Uma investigação recente liderada pelo grupo Proteste trouxe à luz uma questão surpreendente e pouco conhecida sobre o tradicional pão de forma. Conhecidas marcas como Pulmann, Visconti e Bauducco têm apresentado quantidades consideráveis de álcool em seus produtos, o que pode causar o recebimento de multa por um motorista, por exemplo.
Motoristas que comem pão podem receber multa de R$ 3 mil; entenda
Uma pesquisa revelou que o consumo de pão de forma pode levar motorista a tomar multa. Saiba mais informações sobre o motivo!
Dessa forma, saiba mais informações sobre os dados encontrados na pesquisa, além do valor de uma possível punição para quem estiver dirigindo após consumir o produto. Continue a leitura!
O que revelou a pesquisa sobre o álcool nos pão?

Segundo o estudo realizado, a marca Visconti destaca-se com um índice de álcool de 3,37%, excedendo o limite de 0,5% que classifica uma bebida alcoólica de acordo com a legislação brasileira. Este dado preocupa, considerando as implicações de saúde pública envolvidas, especialmente para segmentos vulneráveis como crianças e gestantes.
O consumo de pão de forma é habitual entre as famílias brasileiras, mas o que muitos não sabem é que estão consumindo álcool inadvertidamente. A Proteste identificou que, além do álcool produzido naturalmente durante a fermentação do pão, que em sua maior parte se evapora ao assar, a presença dessa substância nos pães de forma testados deve-se também ao uso de conservantes alcoólicos.
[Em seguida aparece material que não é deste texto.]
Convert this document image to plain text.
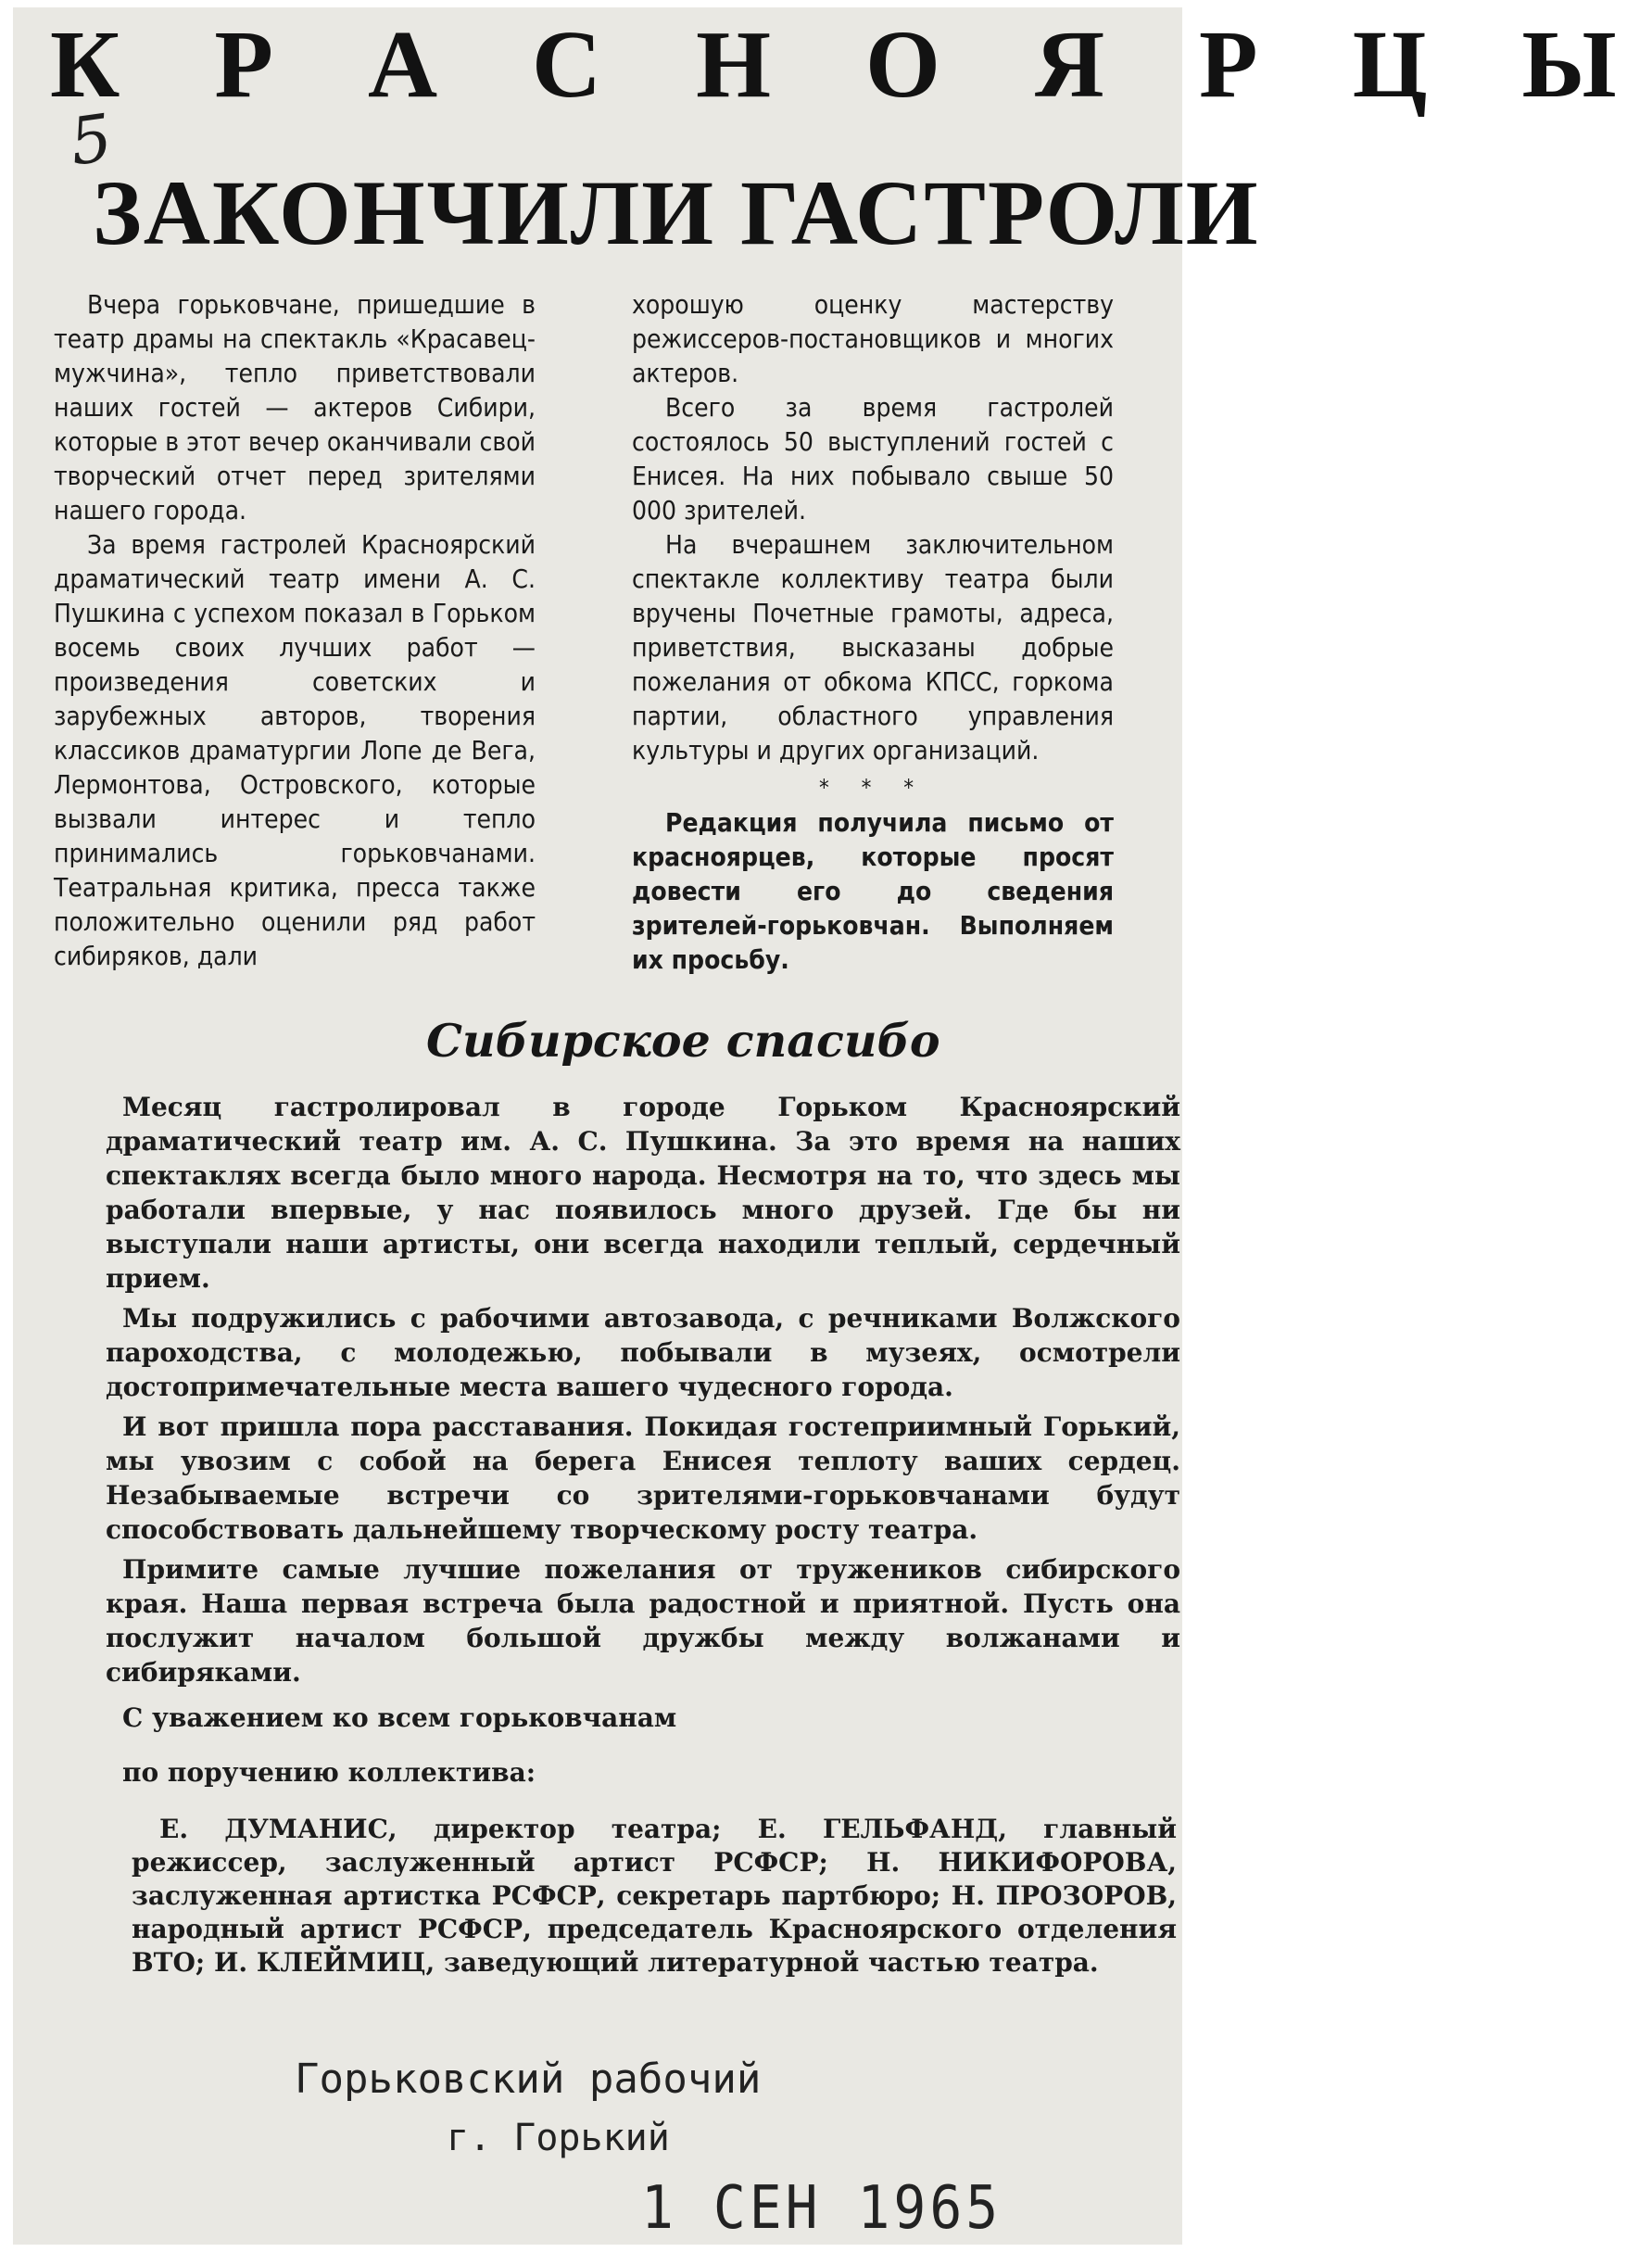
5
К Р А С Н О Я Р Ц Ы
ЗАКОНЧИЛИ ГАСТРОЛИ

Вчера горьковчане, пришедшие в театр драмы на спектакль «Красавец-мужчина», тепло приветствовали наших гостей — актеров Сибири, которые в этот вечер оканчивали свой творческий отчет перед зрителями нашего города.

За время гастролей Красноярский драматический театр имени А. С. Пушкина с успехом показал в Горьком восемь своих лучших работ — произведения советских и зарубежных авторов, творения классиков драматургии Лопе де Вега, Лермонтова, Островского, которые вызвали интерес и тепло принимались горьковчанами. Театральная критика, пресса также положительно оценили ряд работ сибиряков, дали

хорошую оценку мастерству режиссеров-постановщиков и многих актеров.

Всего за время гастролей состоялось 50 выступлений гостей с Енисея. На них побывало свыше 50 000 зрителей.

На вчерашнем заключительном спектакле коллективу театра были вручены Почетные грамоты, адреса, приветствия, высказаны добрые пожелания от обкома КПСС, горкома партии, областного управления культуры и других организаций.

* * *

Редакция получила письмо от красноярцев, которые просят довести его до сведения зрителей-горьковчан. Выполняем их просьбу.

Сибирское спасибо

Месяц гастролировал в городе Горьком Красноярский драматический театр им. А. С. Пушкина. За это время на наших спектаклях всегда было много народа. Несмотря на то, что здесь мы работали впервые, у нас появилось много друзей. Где бы ни выступали наши артисты, они всегда находили теплый, сердечный прием.

Мы подружились с рабочими автозавода, с речниками Волжского пароходства, с молодежью, побывали в музеях, осмотрели достопримечательные места вашего чудесного города.

И вот пришла пора расставания. Покидая гостеприимный Горький, мы увозим с собой на берега Енисея теплоту ваших сердец. Незабываемые встречи со зрителями-горьковчанами будут способствовать дальнейшему творческому росту театра.

Примите самые лучшие пожелания от тружеников сибирского края. Наша первая встреча была радостной и приятной. Пусть она послужит началом большой дружбы между волжанами и сибиряками.

С уважением ко всем горьковчанам

по поручению коллектива:

Е. ДУМАНИС, директор театра; Е. ГЕЛЬФАНД, главный режиссер, заслуженный артист РСФСР; Н. НИКИФОРОВА, заслуженная артистка РСФСР, секретарь партбюро; Н. ПРОЗОРОВ, народный артист РСФСР, председатель Красноярского отделения ВТО; И. КЛЕЙМИЦ, заведующий литературной частью театра.

Горьковский рабочий
г. Горький
1 СЕН 1965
Estes são aplicados para aumentar a durabilidade dos produtos, contradizendo as expectativas de que o álcool se dissipe completamente antes do consumo.
Saiba mais sobre a multa
Dirigir sob a influência de álcool é uma infração gravíssima segundo o artigo 165 do Código de Trânsito Brasileiro (CTB). As penalidades incluem uma multa de R$ 2.934,70, devido ao fator multiplicador de 10 vezes, e a suspensão da habilitação por 12 meses.
Em determinadas circunstâncias, a condução sob efeito de álcool pode ser considerada crime de trânsito, conforme o artigo 306 do CTB. A lei estabelece um limite de 0,06% de álcool no sangue, destacando a importância de os consumidores estarem atentos aos produtos que consomem.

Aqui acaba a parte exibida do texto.